He dismissed the idea of violence and remembered holidays before the Strife, when he was small. The thoughts drifted away into dream images. He slept.

  Drip.

  It startled him into a disoriented wakefulness. How long? A short time probably. He rose and kicked the door twice, sending metallic clangs down the corridor.

  “You’ve made your point. Cut it out!”

  Footsteps approached.

  The cell door opened. Lowgrave said, “The computer is watching you. There’s no escape. Imagine months of this without sleep.”

  Jason glared at him, speechless.

  Lowgrave laughed and then relaxed with a warm smile. “I’m kidding. Like I said earlier, we don’t torture people. The CMC put a couple of things like this in the plans. It has different ideas about humans than we do. But it can’t order us to use it.”

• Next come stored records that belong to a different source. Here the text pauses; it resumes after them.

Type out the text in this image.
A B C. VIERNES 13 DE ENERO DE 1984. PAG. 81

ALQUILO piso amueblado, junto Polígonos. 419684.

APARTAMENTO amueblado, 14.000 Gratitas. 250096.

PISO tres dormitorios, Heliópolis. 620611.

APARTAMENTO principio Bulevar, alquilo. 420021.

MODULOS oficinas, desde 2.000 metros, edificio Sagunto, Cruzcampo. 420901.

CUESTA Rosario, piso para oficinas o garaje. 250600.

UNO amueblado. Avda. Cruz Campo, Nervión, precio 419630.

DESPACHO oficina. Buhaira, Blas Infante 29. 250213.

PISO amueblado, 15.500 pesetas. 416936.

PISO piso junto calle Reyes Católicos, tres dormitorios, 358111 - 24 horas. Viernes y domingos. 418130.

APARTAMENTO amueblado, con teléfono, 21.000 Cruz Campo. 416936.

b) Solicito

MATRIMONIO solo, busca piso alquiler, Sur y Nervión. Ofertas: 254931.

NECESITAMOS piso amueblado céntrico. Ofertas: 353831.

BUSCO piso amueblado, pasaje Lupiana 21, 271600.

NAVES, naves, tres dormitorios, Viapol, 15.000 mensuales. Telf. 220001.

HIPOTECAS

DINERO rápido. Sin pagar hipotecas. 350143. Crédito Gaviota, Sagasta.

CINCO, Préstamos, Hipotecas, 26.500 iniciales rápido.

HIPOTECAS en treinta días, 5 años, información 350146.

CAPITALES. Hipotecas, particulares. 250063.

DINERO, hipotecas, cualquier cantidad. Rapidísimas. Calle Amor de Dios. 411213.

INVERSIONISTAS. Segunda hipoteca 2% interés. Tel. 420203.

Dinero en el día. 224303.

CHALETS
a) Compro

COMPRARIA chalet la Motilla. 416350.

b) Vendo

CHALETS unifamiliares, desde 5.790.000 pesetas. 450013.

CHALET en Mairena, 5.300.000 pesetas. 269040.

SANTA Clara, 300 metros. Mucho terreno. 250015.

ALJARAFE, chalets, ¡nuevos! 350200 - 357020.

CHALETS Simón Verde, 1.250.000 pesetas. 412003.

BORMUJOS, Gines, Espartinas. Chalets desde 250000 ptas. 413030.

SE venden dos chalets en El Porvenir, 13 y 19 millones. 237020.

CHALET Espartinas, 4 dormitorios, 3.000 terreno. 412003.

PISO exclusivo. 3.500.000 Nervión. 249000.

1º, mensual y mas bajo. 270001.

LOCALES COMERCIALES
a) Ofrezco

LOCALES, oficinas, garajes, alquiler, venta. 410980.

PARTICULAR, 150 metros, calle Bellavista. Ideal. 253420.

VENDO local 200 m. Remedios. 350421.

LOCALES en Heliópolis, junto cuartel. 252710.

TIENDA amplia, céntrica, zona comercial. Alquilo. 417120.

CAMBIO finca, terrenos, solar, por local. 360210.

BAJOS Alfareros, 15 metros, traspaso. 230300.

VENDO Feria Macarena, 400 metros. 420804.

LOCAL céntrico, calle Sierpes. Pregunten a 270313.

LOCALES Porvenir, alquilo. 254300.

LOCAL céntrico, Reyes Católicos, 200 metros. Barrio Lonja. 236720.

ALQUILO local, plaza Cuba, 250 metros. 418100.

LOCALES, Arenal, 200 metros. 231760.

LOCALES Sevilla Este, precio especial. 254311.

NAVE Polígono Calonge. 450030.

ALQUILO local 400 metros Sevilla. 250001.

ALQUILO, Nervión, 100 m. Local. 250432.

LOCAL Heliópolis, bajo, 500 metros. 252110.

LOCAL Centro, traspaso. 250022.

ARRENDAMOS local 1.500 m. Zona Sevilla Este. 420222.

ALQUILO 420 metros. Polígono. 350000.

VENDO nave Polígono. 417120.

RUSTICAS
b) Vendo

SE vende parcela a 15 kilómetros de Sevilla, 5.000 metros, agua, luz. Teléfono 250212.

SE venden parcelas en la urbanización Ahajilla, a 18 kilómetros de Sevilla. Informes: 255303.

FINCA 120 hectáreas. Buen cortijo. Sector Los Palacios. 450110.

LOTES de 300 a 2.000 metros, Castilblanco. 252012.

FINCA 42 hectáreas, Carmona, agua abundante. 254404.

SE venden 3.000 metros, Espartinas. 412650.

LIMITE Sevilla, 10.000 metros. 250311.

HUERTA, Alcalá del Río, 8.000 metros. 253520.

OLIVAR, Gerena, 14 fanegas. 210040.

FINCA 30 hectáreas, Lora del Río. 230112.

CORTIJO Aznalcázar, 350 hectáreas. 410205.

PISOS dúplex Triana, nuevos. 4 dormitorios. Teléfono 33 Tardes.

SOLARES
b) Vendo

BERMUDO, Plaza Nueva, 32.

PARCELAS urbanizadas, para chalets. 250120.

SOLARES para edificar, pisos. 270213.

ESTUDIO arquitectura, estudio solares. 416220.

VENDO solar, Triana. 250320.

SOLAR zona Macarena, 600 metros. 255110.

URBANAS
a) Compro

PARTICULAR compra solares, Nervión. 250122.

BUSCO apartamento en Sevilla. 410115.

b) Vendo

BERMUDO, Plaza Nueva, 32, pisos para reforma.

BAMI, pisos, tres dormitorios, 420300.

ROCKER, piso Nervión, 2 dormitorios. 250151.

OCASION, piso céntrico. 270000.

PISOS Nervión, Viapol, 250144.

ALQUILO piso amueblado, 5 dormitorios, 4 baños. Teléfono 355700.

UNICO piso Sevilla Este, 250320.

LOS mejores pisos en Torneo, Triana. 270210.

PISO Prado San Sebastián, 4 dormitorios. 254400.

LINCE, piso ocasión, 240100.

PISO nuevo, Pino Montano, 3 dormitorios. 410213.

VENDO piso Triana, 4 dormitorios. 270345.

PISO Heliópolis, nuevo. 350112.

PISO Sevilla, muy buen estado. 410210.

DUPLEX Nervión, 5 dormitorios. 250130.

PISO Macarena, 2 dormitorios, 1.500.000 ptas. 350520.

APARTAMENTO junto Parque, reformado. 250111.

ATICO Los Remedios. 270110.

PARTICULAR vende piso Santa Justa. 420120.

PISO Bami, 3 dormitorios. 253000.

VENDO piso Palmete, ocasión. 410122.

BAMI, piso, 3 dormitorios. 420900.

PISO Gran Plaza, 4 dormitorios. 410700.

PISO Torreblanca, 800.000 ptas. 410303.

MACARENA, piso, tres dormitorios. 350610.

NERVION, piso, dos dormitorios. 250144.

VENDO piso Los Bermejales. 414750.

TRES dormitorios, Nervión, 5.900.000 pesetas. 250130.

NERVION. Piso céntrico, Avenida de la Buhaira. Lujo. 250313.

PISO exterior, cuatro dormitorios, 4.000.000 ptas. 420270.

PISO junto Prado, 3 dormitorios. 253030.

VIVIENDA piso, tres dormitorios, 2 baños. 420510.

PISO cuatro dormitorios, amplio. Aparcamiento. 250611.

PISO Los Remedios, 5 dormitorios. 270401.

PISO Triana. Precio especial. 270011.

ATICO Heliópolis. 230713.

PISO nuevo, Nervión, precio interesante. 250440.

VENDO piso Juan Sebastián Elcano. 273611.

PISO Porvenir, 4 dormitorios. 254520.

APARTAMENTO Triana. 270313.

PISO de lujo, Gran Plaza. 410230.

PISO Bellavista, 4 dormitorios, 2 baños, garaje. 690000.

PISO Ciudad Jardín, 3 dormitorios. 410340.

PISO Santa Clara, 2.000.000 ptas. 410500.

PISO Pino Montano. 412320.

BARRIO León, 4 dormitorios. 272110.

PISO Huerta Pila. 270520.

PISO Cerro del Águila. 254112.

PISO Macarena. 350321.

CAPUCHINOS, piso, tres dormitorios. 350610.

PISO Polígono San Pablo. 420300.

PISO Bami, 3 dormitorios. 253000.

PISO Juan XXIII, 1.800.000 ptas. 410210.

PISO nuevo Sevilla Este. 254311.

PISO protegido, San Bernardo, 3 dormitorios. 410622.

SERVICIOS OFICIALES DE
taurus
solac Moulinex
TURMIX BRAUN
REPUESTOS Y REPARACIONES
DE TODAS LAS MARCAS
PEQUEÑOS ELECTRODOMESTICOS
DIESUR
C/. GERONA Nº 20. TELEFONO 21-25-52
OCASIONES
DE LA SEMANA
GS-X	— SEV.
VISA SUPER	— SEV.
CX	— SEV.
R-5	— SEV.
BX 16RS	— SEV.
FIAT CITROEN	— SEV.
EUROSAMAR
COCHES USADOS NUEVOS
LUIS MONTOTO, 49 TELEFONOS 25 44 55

  “How the hell did this get built?”

  “The design of this bunker is top secret. Few humans were involved in building these levels anyway, because you can trust robots. Have no sympathy for those the CMC planned to use this on. Unlike us, it can determine guilt rationally. Many ordinary citizens fail to understand that.”

  “But the laws . . .”

  “Firstly, this place has never been used until now. Thought I’d try it to show you how seriously we take Crimson Unity. Secondly, the highest law of robotics is ‘A robot may not harm humanity or, by inaction, allow humanity to come to harm.’ Under the circumstances it can justify dripping water on you for the sake of humanity.”

  “On the orders of the führer.”

  “Don’t compare this with irrational ideology. The computer decides the best course of action from rational analysis. You’re smart enough to understand the difference.”

  “What else can it do besides this water thing?”

  “Don’t worry about it. I’m in a jackass mood and you have a sense of humor. You’ll laugh about it later. Come on back to your cell.”

  Lowgrave escorted him to his old cell. Jason noticed that he felt a little bit like he was coming home when he went inside.

  “Your anger is good if you use it against our enemies,” Lowgrave said. “If you insist on directing it toward the destruction of public order, you will be imprisoned permanently. Perhaps the CMC will even order your execution.”

  Jason stared into Lowgrave’s eyes, expressing his contempt.

  “Yes,” Lowgrave said. “We live under a state of emergency. Undeclared as yet, but with nuclear fallout moving toward heavily populated areas, that will change. Don’t forget it.”

  “Only a tiny nuke, which your people detonated.”

  “Subversive lies. And it’s not the size but the effect on how people feel that counts.”

  Lowgrave left and the door clanged shut behind him.

  Twenty-Five

  A DARK CAVE. Torrents of rushing water pinned him against hard rock. The pressure pummeled his body. He tried to find something to grab hold of but couldn’t move his arms. Something large and hideous thrashed about in the darkness. Though he couldn’t see it, he knew that it yearned to devour him.

  He opened his eyes to the dimly lit concrete wall beside the cot. But water still gushed onto him and made a waterfall against the concrete. The flow tore at his saturated clothing.

  They’d pulled it off somehow. Flooded the whole place. The destruction of the great computer one floor above justified sacrificing him. His friends had done what they had to do.

  “Get up. C’mon. Move!”

  It was the stocky jailer. Damn it. The bastard had a fire hose.

  The jailer threw him a towel, tracksuit, and sneakers. “Get ready. Time to run.”

  Jason dried off and changed. For whose amusement would he run? If they took potshots at him, no doubt they’d make sure to miss, because Lowgrave still seemed to value him. But he could catch a bullet fragment and bleed to death.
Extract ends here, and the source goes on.